Conjugation-deficient mutants of Escherichia coli distinguish classes of functions of the outer membrane OmpA protein.


Sixty-two E. coli mutants, selected as being deficient as recipients in F factor conjugation, are altered either in the amount or function of the outer membrane OmpA protein or in lipopolysaccharide structure. These two components may function together in conjugation, since the residual conjugation activity of a mutant lacking OmpA protein was unaffected by the additional presence of a lipopolysaccharide defect.
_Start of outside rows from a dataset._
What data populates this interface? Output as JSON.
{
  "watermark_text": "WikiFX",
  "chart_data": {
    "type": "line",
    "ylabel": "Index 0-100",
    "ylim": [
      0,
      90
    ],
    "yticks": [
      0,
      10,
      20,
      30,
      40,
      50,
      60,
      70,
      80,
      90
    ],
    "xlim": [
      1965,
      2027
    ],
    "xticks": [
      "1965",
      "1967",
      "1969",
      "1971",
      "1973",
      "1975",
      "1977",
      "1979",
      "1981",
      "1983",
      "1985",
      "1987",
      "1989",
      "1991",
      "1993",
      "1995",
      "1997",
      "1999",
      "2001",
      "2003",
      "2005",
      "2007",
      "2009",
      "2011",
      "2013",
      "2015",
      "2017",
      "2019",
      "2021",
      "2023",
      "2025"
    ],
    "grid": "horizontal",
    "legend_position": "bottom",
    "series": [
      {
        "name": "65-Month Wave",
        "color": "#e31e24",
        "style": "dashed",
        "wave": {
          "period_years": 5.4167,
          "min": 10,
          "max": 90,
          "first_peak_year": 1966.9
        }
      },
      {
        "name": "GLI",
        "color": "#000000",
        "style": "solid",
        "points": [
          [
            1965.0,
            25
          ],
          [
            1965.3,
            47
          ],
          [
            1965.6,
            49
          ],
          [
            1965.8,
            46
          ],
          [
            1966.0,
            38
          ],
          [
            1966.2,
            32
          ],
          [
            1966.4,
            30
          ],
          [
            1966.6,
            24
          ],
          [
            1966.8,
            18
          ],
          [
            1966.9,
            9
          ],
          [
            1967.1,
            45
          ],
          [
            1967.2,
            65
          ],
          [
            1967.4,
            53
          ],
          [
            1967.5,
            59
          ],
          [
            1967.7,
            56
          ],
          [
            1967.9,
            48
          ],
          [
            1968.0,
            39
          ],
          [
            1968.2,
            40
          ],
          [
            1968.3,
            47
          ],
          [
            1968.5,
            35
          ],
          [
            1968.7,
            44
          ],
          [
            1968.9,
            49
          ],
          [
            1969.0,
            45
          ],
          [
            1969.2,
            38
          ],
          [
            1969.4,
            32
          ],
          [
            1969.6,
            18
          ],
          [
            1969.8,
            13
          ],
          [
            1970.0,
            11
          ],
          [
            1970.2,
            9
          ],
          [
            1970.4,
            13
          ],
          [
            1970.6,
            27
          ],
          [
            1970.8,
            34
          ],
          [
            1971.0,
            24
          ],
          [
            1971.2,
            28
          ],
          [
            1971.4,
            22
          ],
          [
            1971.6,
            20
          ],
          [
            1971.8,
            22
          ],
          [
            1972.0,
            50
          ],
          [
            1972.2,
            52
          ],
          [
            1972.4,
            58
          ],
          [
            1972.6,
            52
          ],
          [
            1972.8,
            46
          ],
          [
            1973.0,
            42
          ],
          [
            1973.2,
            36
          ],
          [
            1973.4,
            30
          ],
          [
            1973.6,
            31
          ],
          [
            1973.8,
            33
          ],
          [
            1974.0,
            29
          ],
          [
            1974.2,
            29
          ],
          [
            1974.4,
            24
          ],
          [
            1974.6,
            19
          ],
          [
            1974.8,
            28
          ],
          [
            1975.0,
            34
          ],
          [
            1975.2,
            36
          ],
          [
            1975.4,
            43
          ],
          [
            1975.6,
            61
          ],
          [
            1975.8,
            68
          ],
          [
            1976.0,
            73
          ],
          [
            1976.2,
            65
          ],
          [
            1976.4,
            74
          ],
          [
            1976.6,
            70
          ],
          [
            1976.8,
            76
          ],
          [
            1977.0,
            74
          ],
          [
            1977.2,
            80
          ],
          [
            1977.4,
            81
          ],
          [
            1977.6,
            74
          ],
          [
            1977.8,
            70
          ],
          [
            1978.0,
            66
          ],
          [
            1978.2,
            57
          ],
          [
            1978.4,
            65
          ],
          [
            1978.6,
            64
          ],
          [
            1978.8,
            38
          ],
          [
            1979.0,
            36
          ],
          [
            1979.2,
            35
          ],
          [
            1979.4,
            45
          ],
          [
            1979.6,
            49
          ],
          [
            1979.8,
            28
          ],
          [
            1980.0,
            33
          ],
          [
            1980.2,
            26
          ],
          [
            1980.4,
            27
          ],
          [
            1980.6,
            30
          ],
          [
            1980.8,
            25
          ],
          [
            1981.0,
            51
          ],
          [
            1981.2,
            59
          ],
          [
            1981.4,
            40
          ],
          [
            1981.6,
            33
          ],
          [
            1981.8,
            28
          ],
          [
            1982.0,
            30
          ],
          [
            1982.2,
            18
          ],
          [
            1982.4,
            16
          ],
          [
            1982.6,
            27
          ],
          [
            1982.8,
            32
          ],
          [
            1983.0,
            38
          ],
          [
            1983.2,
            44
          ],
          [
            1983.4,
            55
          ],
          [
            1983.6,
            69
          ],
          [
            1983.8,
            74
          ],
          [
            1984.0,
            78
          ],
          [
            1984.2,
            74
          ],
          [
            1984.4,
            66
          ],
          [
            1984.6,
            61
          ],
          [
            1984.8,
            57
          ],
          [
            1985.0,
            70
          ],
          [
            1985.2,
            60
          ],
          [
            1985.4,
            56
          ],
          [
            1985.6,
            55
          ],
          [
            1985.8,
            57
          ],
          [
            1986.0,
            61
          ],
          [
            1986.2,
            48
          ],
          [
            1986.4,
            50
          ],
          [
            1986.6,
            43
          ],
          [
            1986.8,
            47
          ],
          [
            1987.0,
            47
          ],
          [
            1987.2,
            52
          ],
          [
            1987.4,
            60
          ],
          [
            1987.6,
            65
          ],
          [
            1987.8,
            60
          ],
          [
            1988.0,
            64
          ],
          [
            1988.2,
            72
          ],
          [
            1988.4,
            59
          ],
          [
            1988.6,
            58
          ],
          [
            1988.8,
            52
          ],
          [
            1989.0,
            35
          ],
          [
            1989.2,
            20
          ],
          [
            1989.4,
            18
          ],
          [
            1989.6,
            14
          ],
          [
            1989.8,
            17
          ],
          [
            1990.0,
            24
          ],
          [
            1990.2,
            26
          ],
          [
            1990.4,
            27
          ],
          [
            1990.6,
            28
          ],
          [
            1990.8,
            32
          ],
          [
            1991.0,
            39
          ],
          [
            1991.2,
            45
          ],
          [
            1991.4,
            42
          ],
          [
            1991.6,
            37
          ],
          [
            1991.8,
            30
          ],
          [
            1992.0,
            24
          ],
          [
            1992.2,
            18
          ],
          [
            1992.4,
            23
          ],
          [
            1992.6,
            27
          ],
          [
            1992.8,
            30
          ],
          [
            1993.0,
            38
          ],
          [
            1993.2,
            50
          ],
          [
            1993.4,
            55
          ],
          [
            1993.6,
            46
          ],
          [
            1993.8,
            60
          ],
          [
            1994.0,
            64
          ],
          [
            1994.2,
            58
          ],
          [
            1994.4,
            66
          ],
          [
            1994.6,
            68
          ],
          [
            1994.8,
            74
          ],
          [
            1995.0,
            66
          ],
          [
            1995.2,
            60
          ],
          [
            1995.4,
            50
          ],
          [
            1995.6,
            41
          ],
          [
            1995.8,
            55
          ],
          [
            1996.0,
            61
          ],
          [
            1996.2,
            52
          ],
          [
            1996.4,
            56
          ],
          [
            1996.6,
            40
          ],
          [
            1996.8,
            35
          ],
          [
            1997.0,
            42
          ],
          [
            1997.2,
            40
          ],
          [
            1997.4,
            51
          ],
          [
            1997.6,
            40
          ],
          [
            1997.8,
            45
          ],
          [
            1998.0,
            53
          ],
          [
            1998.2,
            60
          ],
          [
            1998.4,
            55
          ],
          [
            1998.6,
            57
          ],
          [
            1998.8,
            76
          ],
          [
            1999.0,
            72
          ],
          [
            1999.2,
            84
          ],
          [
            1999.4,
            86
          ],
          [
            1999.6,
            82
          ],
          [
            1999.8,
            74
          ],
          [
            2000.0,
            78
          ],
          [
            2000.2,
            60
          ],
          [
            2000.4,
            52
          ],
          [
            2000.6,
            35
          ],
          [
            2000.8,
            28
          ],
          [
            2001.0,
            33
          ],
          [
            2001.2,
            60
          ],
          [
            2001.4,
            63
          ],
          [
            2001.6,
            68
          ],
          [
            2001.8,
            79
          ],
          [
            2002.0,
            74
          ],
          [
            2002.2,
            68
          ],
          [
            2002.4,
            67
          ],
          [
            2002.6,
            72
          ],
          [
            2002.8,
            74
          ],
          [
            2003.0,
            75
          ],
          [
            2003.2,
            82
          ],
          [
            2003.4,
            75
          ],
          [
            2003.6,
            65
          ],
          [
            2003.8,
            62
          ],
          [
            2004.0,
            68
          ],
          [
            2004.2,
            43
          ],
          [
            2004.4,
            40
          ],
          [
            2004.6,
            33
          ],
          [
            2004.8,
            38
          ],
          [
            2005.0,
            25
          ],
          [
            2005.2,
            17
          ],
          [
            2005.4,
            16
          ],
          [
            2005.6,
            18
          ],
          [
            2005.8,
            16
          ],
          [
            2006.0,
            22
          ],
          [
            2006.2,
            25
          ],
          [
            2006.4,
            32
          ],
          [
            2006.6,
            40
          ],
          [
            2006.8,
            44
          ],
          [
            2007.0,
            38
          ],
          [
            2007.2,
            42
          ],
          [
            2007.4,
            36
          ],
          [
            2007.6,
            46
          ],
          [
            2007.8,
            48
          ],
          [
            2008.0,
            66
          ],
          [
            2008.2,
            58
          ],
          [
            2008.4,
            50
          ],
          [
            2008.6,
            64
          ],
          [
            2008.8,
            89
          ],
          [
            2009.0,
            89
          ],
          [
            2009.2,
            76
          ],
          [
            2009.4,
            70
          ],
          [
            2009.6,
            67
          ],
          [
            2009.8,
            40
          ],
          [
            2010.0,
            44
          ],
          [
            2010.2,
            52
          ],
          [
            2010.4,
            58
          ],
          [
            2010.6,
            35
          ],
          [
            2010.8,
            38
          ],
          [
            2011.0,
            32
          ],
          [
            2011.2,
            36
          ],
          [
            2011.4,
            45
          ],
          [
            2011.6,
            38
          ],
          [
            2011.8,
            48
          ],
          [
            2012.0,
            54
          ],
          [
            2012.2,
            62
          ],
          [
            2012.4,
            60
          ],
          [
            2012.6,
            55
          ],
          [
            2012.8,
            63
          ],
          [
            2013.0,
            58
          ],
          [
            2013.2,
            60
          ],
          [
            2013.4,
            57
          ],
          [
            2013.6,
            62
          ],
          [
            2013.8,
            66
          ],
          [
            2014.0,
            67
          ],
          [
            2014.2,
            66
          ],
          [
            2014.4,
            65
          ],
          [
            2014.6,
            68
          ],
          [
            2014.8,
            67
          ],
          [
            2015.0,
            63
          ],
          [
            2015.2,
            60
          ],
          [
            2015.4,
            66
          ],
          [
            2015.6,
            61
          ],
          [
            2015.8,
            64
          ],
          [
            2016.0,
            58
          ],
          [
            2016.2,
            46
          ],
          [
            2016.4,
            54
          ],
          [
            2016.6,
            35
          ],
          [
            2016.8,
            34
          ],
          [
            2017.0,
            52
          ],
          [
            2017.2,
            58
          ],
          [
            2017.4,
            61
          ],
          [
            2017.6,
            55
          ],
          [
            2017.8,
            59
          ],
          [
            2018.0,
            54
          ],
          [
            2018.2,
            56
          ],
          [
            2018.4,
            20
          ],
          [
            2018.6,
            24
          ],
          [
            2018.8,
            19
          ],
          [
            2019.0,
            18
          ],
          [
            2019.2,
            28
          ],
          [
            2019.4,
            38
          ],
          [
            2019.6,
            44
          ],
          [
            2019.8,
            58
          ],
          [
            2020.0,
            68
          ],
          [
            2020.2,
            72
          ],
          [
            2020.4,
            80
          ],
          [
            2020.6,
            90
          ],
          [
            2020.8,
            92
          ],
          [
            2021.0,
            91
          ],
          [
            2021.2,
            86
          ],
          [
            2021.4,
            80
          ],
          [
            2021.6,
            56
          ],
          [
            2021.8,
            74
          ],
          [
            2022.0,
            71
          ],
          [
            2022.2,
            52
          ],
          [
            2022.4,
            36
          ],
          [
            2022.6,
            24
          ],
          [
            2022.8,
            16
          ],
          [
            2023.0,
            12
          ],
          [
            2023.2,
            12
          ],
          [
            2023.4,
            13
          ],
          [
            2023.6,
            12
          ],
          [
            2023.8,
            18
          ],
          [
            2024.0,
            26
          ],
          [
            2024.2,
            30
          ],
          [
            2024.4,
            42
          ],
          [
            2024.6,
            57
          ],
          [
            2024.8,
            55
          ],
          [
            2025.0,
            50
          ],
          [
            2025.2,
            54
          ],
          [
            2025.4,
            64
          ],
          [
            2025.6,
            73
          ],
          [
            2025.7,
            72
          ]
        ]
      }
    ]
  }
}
Sixty of the strains carried mutations mapping to ompA, and these could be divided into classes depending on the amount of OmpA protein in their membranes. Representatives of these classes of mutant alleles failed to complement in diploids, indicating that they all affect the ompA structural gene and nearby sequences needed for its expression. The properties of these classes distinguish three groups of OmpA protein functions: 1) the structural function in the outer membrane in providing resistance to chelating agents and the hydrophobic antibiotic novobiocin, 2) the receptor functions in phage TuII and K3 infection, and 3) the functions of binding cells together during conjugation, facilitating the uptake of receptor-bound colicin K or L, and allowing phage Ox2 to infect. Different cellular amounts or sites in OmpA protein are thus required for these three groups of functions.